The “DJ-thon” occurs twice a week, with a new entertainer every Wednesday and Sunday, from 6 p.m. to midnight. Featuring three DJs per session, the “DJ-thon” fundraises for different organizations each week including the Food Bank of the Southern Tier and United Way of Tompkins County.

Going into its fifth week, Ortiz aims to fundraise at least $500 the week and donate the funds to the Food Bank of Central New York in the Syracuse region.

“It seems like an attainable number for just a week,” Ortiz said. “I’m happy to say that for four weeks straight we have broken our record and exceeded our fundraising goal every single week.”

During the fourth week of the “DJ-thon,” the organization raised $1,098 for Loaves and Fishes of Tompkins County — more than double its goal of $500.

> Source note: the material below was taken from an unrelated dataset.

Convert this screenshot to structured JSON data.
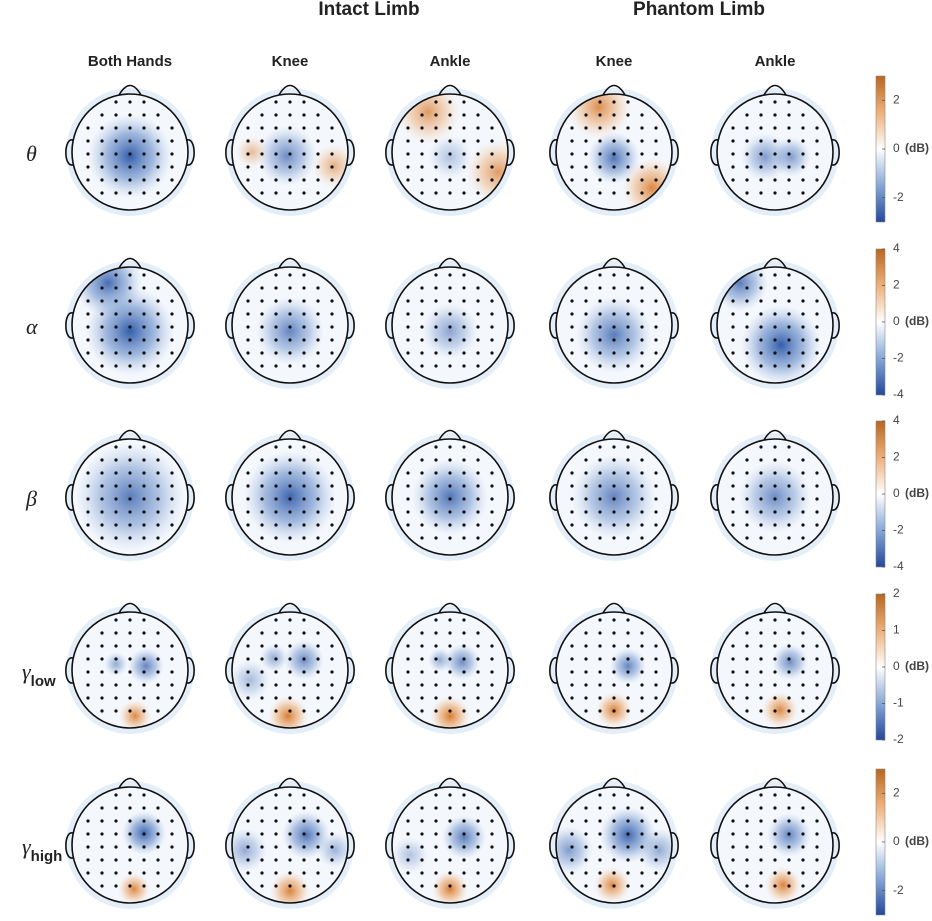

In the past four weeks, over 1700 people have watched the stream and over 100 people have donated, ranging from $5 to as much as $200, according to Ortiz.

Social Persistencing’s logo includes a flexing bicep in the middle of a red painted heart to convey “love and strength” and a sense of “strong community.” Even with the name Social Persistencing, Ortiz wanted to inspire hope within the local community and beyond Ithaca.

“It’s meant to sound hopeful,” Ortiz said. “Despite this hardship, we persist. We continue on. We’re going to continue being the good people that we are. We’re going to continue supporting one another in the ways we always have.”